Por Margarita Hernández Martínez
“Sólo cuando alguien muere descubrimos que nunca lo conocimos”, sentencia, contundente, Eric Berne, psiquiatra y fundador del Análisis Transaccional. “Te lo planteo de otro modo: cuando creemos decir una verdad; pero con gestos, entonaciones, movimientos corporales, negamos lo que dijimos”, responde, tajante, Eduardo Osorio, escritor y actual presidente del Centro Toluqueño de Escritores.
Basado en estas premisas –en apariencia contradictorias–, el autor de Bromas para mi padre construye El enigma Carmen (diálogos para su réquiem), una novela recientemente publicada por el Instituto Mexiquense de Cultura e incluida en la Biblioteca Mexiquense de Bicentenario, cuya estructura depende, de manera fundamental, de los contrastes y las transposiciones entre el lenguaje y los géneros literarios; entre la interacción de los personajes y su soledad central.
Para conseguir esta síntesis, las voces involucradas en la narración toman postura frente a numerosos problemas contemporáneos, como la imposibilidad de la comunicación humana, el desconocimiento del otro y el replanteamiento de las identidades masculinas y femeninas. Paralelamente, los personajes –innumerables y, casi siempre, anónimos– recurren a un lenguaje de extraordinaria precisión, oscilante entre la metáfora y la nota periodística, el cual sostiene una suma de procedimientos cercanos a las técnicas teatrales. Sin embargo, éstas difieren de todo tratamiento tradicional: mientras aquéllos irrumpen, despojados de explicaciones, en la vorágine narrativa –que establece viajes y confluencias entre el tiempo y el espacio–, sus relaciones sólo se determinan mediante el diálogo, configurado como una acumulación de acontecimientos y referencias.
Por estas razones, los sucesos de la novela se definen como una recurrencia individual –por tanto, móvil y subjetiva– de un instante único: el brutal asesinato de Carmen Dultzin, mujer que, con sus “veintinueve amantes”, interroga la auténtica igualdad entre los géneros; ambientalista que, con su “cultura de National Geographic”, se deja absorber por las luchas de poder que, aún en nuestros tiempos, pertenecen exclusivamente a los hombres.
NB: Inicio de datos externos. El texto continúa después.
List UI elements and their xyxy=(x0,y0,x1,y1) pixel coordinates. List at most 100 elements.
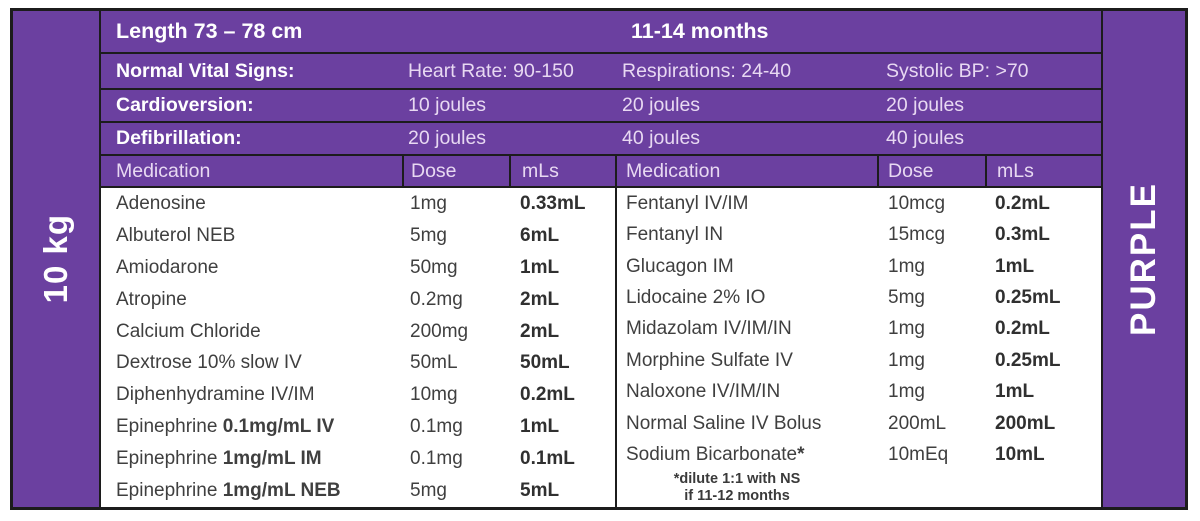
weight-label: 10 kg xyxy=(37,214,74,304)
med-row: Adenosine 1mg 0.33mL xyxy=(101,188,615,220)
reference-card: 10 kg Length 73 – 78 cm 11-14 months Nor… xyxy=(10,8,1188,510)
med-name-cell: Naloxone IV/IM/IN xyxy=(617,381,879,403)
left-medication-list: Adenosine 1mg 0.33mL Albuterol NEB 5mg 6mL Ami… xyxy=(101,188,615,507)
med-ml: 2mL xyxy=(520,320,560,342)
color-sidebar: PURPLE xyxy=(1101,11,1185,507)
footnote-line-1: *dilute 1:1 with NS xyxy=(673,471,801,487)
med-name: Atropine xyxy=(116,288,187,310)
dilution-footnote: *dilute 1:1 with NS if 11-12 months xyxy=(617,471,857,507)
med-name-cell: Sodium Bicarbonate* xyxy=(617,444,879,466)
med-ml: 10mL xyxy=(995,444,1045,466)
med-dose: 1mg xyxy=(888,381,925,403)
med-name: Midazolam IV/IM/IN xyxy=(626,318,792,340)
med-ml: 1mL xyxy=(520,416,560,438)
med-row: Fentanyl IV/IM 10mcg 0.2mL xyxy=(617,188,1101,219)
med-name-cell: Normal Saline IV Bolus xyxy=(617,413,879,435)
med-name-bold: 0.1mg/mL IV xyxy=(222,416,335,438)
med-name-cell: Dextrose 10% slow IV xyxy=(101,352,410,374)
medication-column-header: Medication xyxy=(626,159,721,182)
defibrillation-value-1: 20 joules xyxy=(408,127,487,149)
cardioversion-label: Cardioversion: xyxy=(116,94,254,116)
med-name: Sodium Bicarbonate xyxy=(626,444,798,466)
med-name: Epinephrine xyxy=(116,480,223,502)
med-row: Dextrose 10% slow IV 50mL 50mL xyxy=(101,347,615,379)
med-row: Diphenhydramine IV/IM 10mg 0.2mL xyxy=(101,379,615,411)
med-name-cell: Amiodarone xyxy=(101,257,410,279)
med-name: Glucagon IM xyxy=(626,255,734,277)
med-name-cell: Midazolam IV/IM/IN xyxy=(617,318,879,340)
med-dose: 5mg xyxy=(410,224,447,246)
med-dose: 1mg xyxy=(888,349,925,371)
med-name: Fentanyl IN xyxy=(626,224,724,246)
color-label: PURPLE xyxy=(1124,182,1163,336)
footnote-line-2: if 11-12 months xyxy=(684,487,790,504)
mls-column-header: mLs xyxy=(509,156,615,186)
dose-column-header: Dose xyxy=(877,156,985,186)
med-row: Lidocaine 2% IO 5mg 0.25mL xyxy=(617,282,1101,313)
defibrillation-value-3: 40 joules xyxy=(886,127,965,149)
med-name-cell: Epinephrine 1mg/mL NEB xyxy=(101,480,410,502)
med-name-cell: Fentanyl IV/IM xyxy=(617,193,879,215)
med-name: Adenosine xyxy=(116,192,206,214)
med-name: Albuterol NEB xyxy=(116,224,236,246)
med-name-cell: Adenosine xyxy=(101,193,410,215)
med-dose: 10mg xyxy=(410,384,458,406)
cardioversion-row: Cardioversion: 10 joules 20 joules 20 jo… xyxy=(101,90,1101,123)
med-ml: 200mL xyxy=(995,412,1056,434)
med-name: Lidocaine 2% IO xyxy=(626,287,766,309)
dose-column-header: Dose xyxy=(402,156,509,186)
right-table-header: Medication Dose mLs xyxy=(615,156,1101,186)
vital-signs-label: Normal Vital Signs: xyxy=(116,59,295,82)
med-ml: 0.2mL xyxy=(995,192,1050,214)
med-ml: 0.3mL xyxy=(995,224,1050,246)
med-ml: 0.2mL xyxy=(995,318,1050,340)
mls-column-header: mLs xyxy=(985,156,1101,186)
right-medication-list: Fentanyl IV/IM 10mcg 0.2mL Fentanyl IN 15mcg… xyxy=(617,188,1101,471)
med-dose: 5mg xyxy=(888,287,925,309)
med-ml: 6mL xyxy=(520,224,560,246)
med-name-cell: Morphine Sulfate IV xyxy=(617,350,879,372)
med-dose: 200mg xyxy=(410,320,469,342)
med-name: Epinephrine xyxy=(116,416,223,438)
med-name-bold: 1mg/mL IM xyxy=(222,448,322,470)
med-name: Amiodarone xyxy=(116,256,219,278)
length-range: Length 73 – 78 cm xyxy=(116,19,303,43)
med-name-cell: Atropine xyxy=(101,289,410,311)
med-ml: 1mL xyxy=(520,256,560,278)
cardioversion-value-2: 20 joules xyxy=(622,94,701,116)
med-dose: 200mL xyxy=(888,412,947,434)
age-range: 11-14 months xyxy=(631,19,769,43)
med-row: Epinephrine 0.1mg/mL IV 0.1mg 1mL xyxy=(101,411,615,443)
med-row: Midazolam IV/IM/IN 1mg 0.2mL xyxy=(617,314,1101,345)
med-dose: 0.1mg xyxy=(410,448,463,470)
med-name: Diphenhydramine IV/IM xyxy=(116,384,315,406)
med-name-bold: * xyxy=(797,444,805,466)
med-name-cell: Glucagon IM xyxy=(617,256,879,278)
med-dose: 10mcg xyxy=(888,192,946,214)
med-row: Atropine 0.2mg 2mL xyxy=(101,284,615,316)
med-row: Naloxone IV/IM/IN 1mg 1mL xyxy=(617,377,1101,408)
med-ml: 2mL xyxy=(520,288,560,310)
med-name-cell: Epinephrine 1mg/mL IM xyxy=(101,448,410,470)
med-ml: 0.2mL xyxy=(520,384,575,406)
med-row: Calcium Chloride 200mg 2mL xyxy=(101,316,615,348)
med-name: Calcium Chloride xyxy=(116,320,261,342)
med-dose: 0.1mg xyxy=(410,416,463,438)
medication-table-header: Medication Dose mLs Medication Dose mLs xyxy=(101,156,1101,188)
med-ml: 5mL xyxy=(520,480,560,502)
med-name-cell: Calcium Chloride xyxy=(101,321,410,343)
vital-signs-row: Normal Vital Signs: Heart Rate: 90-150 R… xyxy=(101,54,1101,90)
med-ml: 0.33mL xyxy=(520,192,586,214)
med-name: Naloxone IV/IM/IN xyxy=(626,381,781,403)
med-row: Normal Saline IV Bolus 200mL 200mL xyxy=(617,408,1101,439)
medication-column-header: Medication xyxy=(116,159,211,182)
respirations-value: Respirations: 24-40 xyxy=(622,59,792,82)
med-name: Morphine Sulfate IV xyxy=(626,349,793,371)
med-name-cell: Albuterol NEB xyxy=(101,225,410,247)
defibrillation-value-2: 40 joules xyxy=(622,127,701,149)
med-name: Fentanyl IV/IM xyxy=(626,192,749,214)
med-name-cell: Lidocaine 2% IO xyxy=(617,287,879,309)
med-row: Fentanyl IN 15mcg 0.3mL xyxy=(617,219,1101,250)
med-dose: 10mEq xyxy=(888,444,949,466)
defibrillation-label: Defibrillation: xyxy=(116,127,242,149)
Los diálogos entrelazados en torno a su muerte, su imagen pública, su trabajo y sus conflictos sentimentales perfilan una realidad progresiva, que se completa con cada intervención y que jamás se conforma con las superficies.
De este modo, El enigma Carmen también se debate entre los géneros literarios: más allá de su basamento en el lenguaje, se constituye, según su propio autor, como un “falso thriller”, provisto de tres posibles soluciones, las cuales dependen de la naturaleza relativa de la verdad y la violencia. Ésta, de manera inevitable, se implica en la mirada humana, siempre ajena, dúctil y escrutadora; en consecuencia, la novela lanza una propuesta literaria concreta, resultado de la intersección entre el Análisis Transaccional y las conjeturas de Osorio: “se trata de que el espectador imagine y no sea un robot frente a lo que lee”; es decir, de exigir la participación lectora característica de la narrativa posmoderna.
* Artículo aparecido en la página cultural de El Espectador, correspondiente a enero de 2009.